Модернистские тенденции – уже на грани постмодернизма – усиливаются в постпериод деревенской прозы в связи с распадом советской реальности и переходом в состояние эпистемологического разрыва43 на рубеже ХХ – ХХI вв. Так, в «Живой воде» Крупина воссоздается ситуация хаоса, всеобщего распада, перевернутых смыслов века. Через сказочный сюжет о поиске и обретении чудодейственной воды в одной из обычных сельских местностей происходит смещение и пародирование традиционных фольклорных и литературных норм и форм. Легендарная «живая вода» то мифологизируется, то переходит – в унылой реальности поселкового быта – в разряд обычной водки, с упоением потребляемой местными мужиками. Ироническому пародированию подвергается, к примеру, традиционный (для русской литературы) тип «подпольного человека»: им становится сельский философ Кирпиков, который сам себя запирает в подпол собственного дома. Подобно шукшинским чудикам, герой делает еще одну попытку создания соответственной – альтернативной окружающему – реальности. Объектом изображения, таким образом, становится не столько социальная действительность, сколько ее кризисное отражение в сознании человека («Я записал, что умер. В тетради»44).

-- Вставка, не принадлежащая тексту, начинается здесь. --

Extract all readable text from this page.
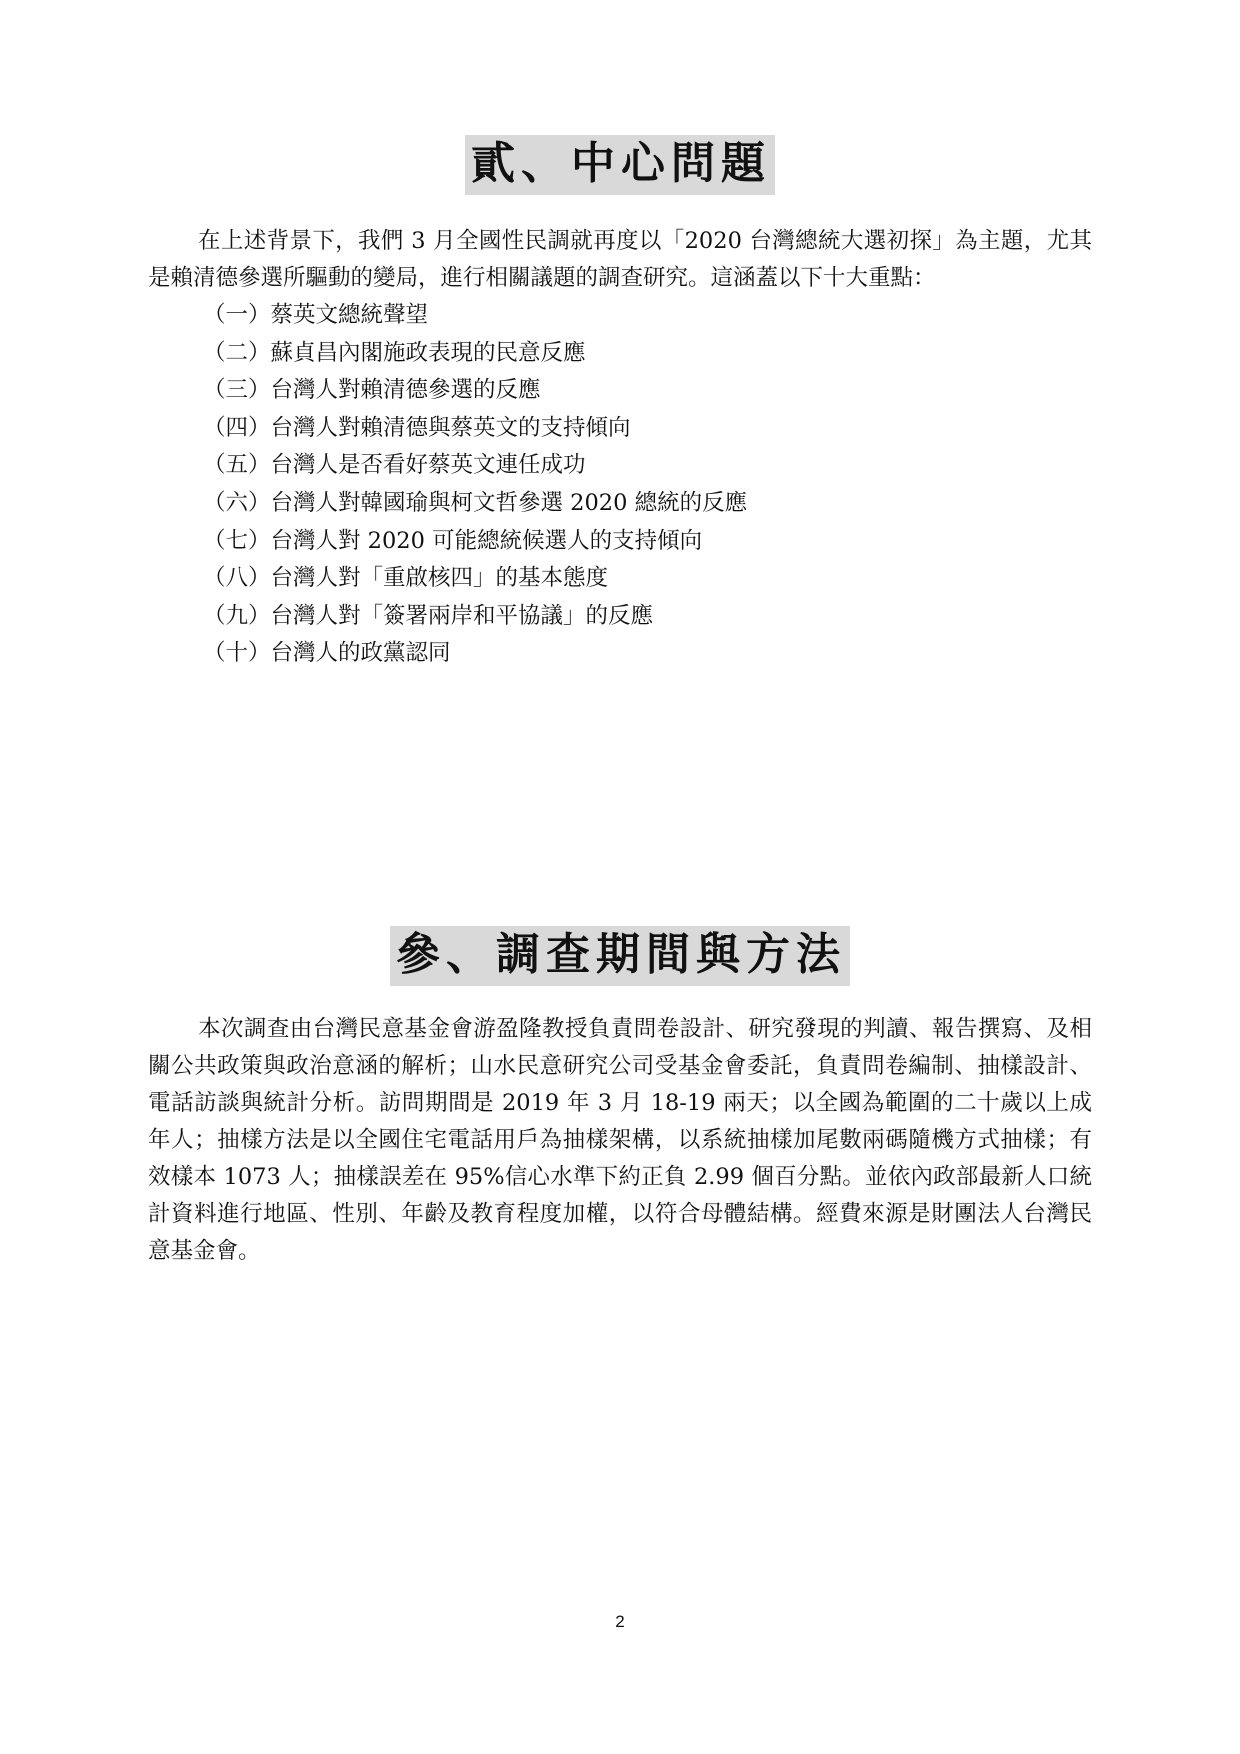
貳、中心問題

在上述背景下，我們 3 月全國性民調就再度以「2020 台灣總統大選初探」為主題，尤其是賴清德參選所驅動的變局，進行相關議題的調查研究。這涵蓋以下十大重點：

（一）蔡英文總統聲望
（二）蘇貞昌內閣施政表現的民意反應
（三）台灣人對賴清德參選的反應
（四）台灣人對賴清德與蔡英文的支持傾向
（五）台灣人是否看好蔡英文連任成功
（六）台灣人對韓國瑜與柯文哲參選 2020 總統的反應
（七）台灣人對 2020 可能總統候選人的支持傾向
（八）台灣人對「重啟核四」的基本態度
（九）台灣人對「簽署兩岸和平協議」的反應
（十）台灣人的政黨認同
參、調查期間與方法

本次調查由台灣民意基金會游盈隆教授負責問卷設計、研究發現的判讀、報告撰寫、及相關公共政策與政治意涵的解析；山水民意研究公司受基金會委託，負責問卷編制、抽樣設計、電話訪談與統計分析。訪問期間是 2019 年 3 月 18-19 兩天；以全國為範圍的二十歲以上成年人；抽樣方法是以全國住宅電話用戶為抽樣架構，以系統抽樣加尾數兩碼隨機方式抽樣；有效樣本 1073 人；抽樣誤差在 95%信心水準下約正負 2.99 個百分點。並依內政部最新人口統計資料進行地區、性別、年齡及教育程度加權，以符合母體結構。經費來源是財團法人台灣民意基金會。

2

Иронической интерпретации подвергается и соцреалистическая модель «светлого будущего» как всенародной здравницы для трудящихся (в которую превращается славная обитель «живой воды») – в целях повсеместного оздоровления и всеобщего довольства при сплошной уравниловке: «С заявлением об уходе с работы пришла фельдшерица Тася Вертипедаль. Делать ей стало нечего – все были здоровы и довольны жизнью. И в самом деле: жители поселка стали примерно одного веса <…> подравнялись в росте <…> Все стали как будто на одно лицо»45. Миф (в том числе и идеологический) вступает во взаимодействие с реальностью – в том числе и через проникновение в сновидческие фантазии героев, их субъектную «оптику видения», актуализацию коллективного бессознательного (куда входят и грезы о чуде «живой воды» и т. п.). В результате условная реализация идеальной идеологической модели оборачивается показателем ее распада в реальности исторической.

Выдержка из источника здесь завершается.